Private Placement, Direct Investment and Selling Away, Fraud, Misrepresentation and Mismanagement FINRA Arbitration and Litigation Attorney, Russell L. Forkey, Esq.

February, 2012:

Robert John Clark (CRD #47828, Registered Representative, Vista, California) submitted a Letter of Acceptance, Waiver and Consent in which he was fined $25,000 and suspended from association with any FINRA member in any capacity for six months. The fine must be paid either immediately upon Clark’s reassociation with a FINRA member firm following his suspension, or prior to the filing of any application or request for relief from any statutory disqualification, whichever is earlier. Without admitting or denying the findings, Clark consented to the described sanctions and to the entry of findings that he recommended and sold an entity’s private placement offering to some customers for a total of $350,000.  The findings stated that Clark became aware of the missed interest payments in the entity’s earlier offerings, and also saw the default notice from a bank, the trustee for one of the earlier offerings, but continued to sell the offering. The findings also stated that Clark did not view the offering as a speculative product due to favorable past performance of the company and the fact that it was paying a 9 percent return and believed that the offering was a low-risk, income-producing product. Clark did not conduct any analysis before selling the offering because he had sold earlier offerings of the entity and did not review the PPM because he was familiar with the earlier offering documents and assumed that this one was identical.
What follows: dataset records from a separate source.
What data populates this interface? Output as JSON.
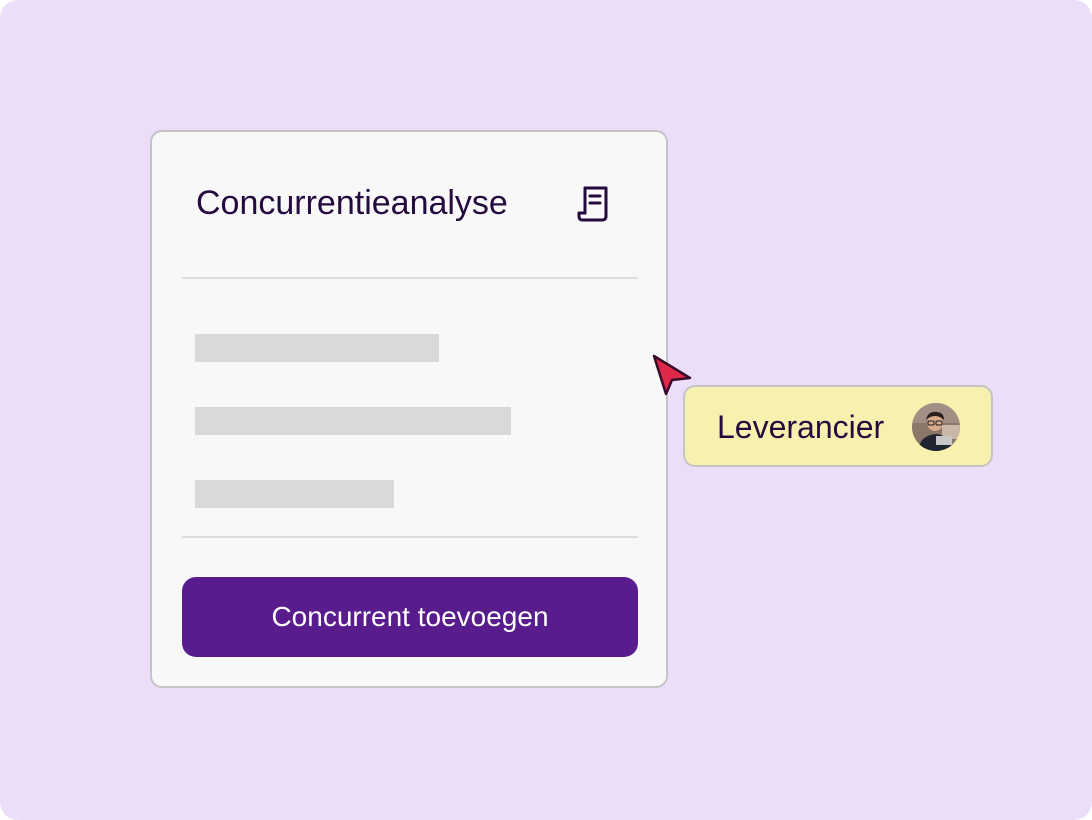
{
  "card": {
    "title": "Concurrentieanalyse",
    "title_icon": "document-icon",
    "placeholder_rows": 3,
    "button_label": "Concurrent toevoegen"
  },
  "cursor": {
    "icon": "pointer-cursor-icon",
    "color": "#e0284a"
  },
  "user_tag": {
    "label": "Leverancier",
    "avatar_icon": "user-avatar"
  },
  "colors": {
    "background": "#ecdef8",
    "card": "#f8f8f8",
    "primary": "#581c8c",
    "tag": "#f6f1ae",
    "text": "#240a3f"
  }
}
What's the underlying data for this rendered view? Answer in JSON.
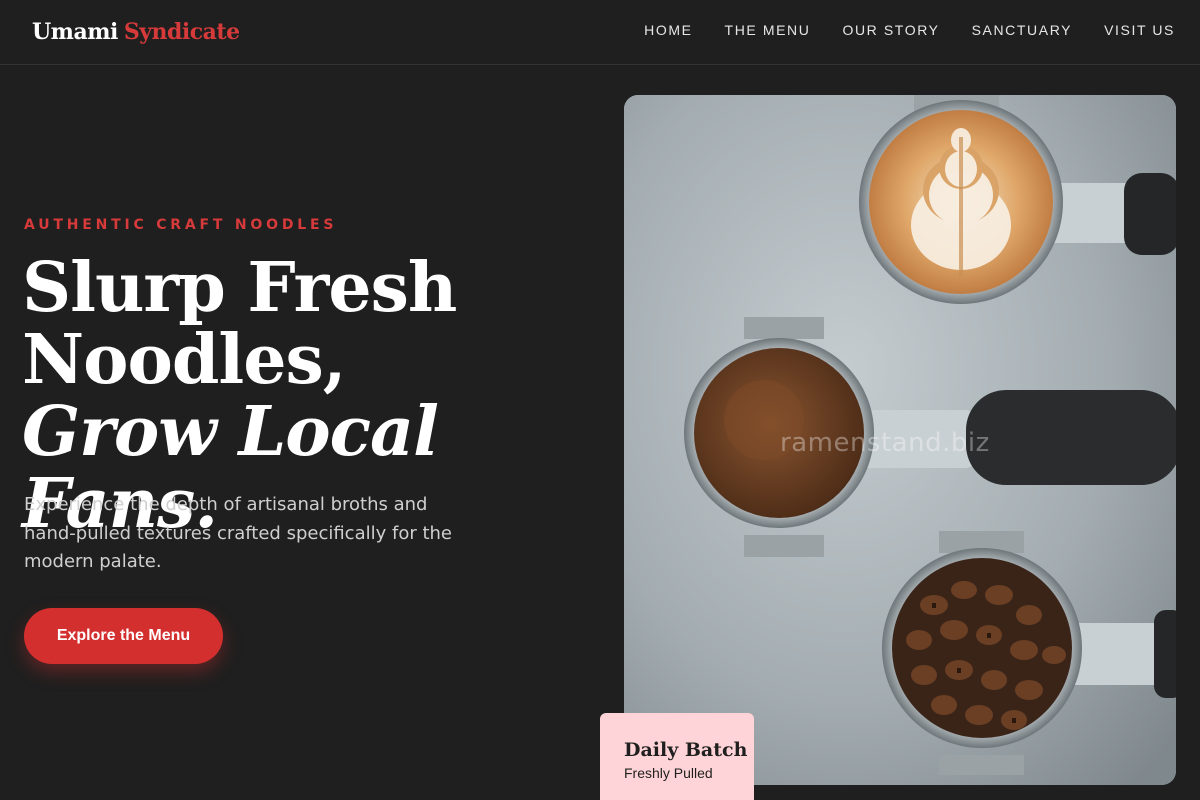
{
  "brand": {
    "part1": "Umami",
    "part2": "Syndicate"
  },
  "nav": [
    {
      "label": "HOME"
    },
    {
      "label": "THE MENU"
    },
    {
      "label": "OUR STORY"
    },
    {
      "label": "SANCTUARY"
    },
    {
      "label": "VISIT US"
    }
  ],
  "hero": {
    "eyebrow": "AUTHENTIC CRAFT NOODLES",
    "headline_line1": "Slurp Fresh",
    "headline_line2": "Noodles,",
    "headline_line3": "Grow Local Fans.",
    "description": "Experience the depth of artisanal broths and hand-pulled textures crafted specifically for the modern palate.",
    "cta_label": "Explore the Menu"
  },
  "image": {
    "watermark": "ramenstand.biz"
  },
  "badge": {
    "title": "Daily Batch",
    "subtitle": "Freshly Pulled"
  },
  "colors": {
    "background": "#1f1f1f",
    "accent": "#d63a3a",
    "badge": "#ffd4d8"
  },
  "icons": [
    "portafilter-latte-art",
    "portafilter-ground-coffee",
    "portafilter-coffee-beans"
  ]
}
The findings also included that unlike the earlier offerings, there were serious red flags as to the viability of the offering because the issuer was having trouble making both principal and interest payments to its investors in the earlier affiliated offerings. Clark became aware of the negative information concerning liquidity problems, delinquencies and defaults of earlier affiliated offerings that should have alerted him to the fact that the offering was also susceptible to delinquencies or default and therefore not suitable for his customers. FINRA found that Clark failed to conduct adequate due diligence and failed to have reasonable grounds to believe that the private placement offered by the entity pursuant to Regulation D was suitable for any customer in light of the fact that he was aware of the delinquencies and defaults of the entity’s earlier affiliated offerings.

The suspension is in effect from December 19, 2011, through June 18, 2012. (FINRA Case #2010022304701).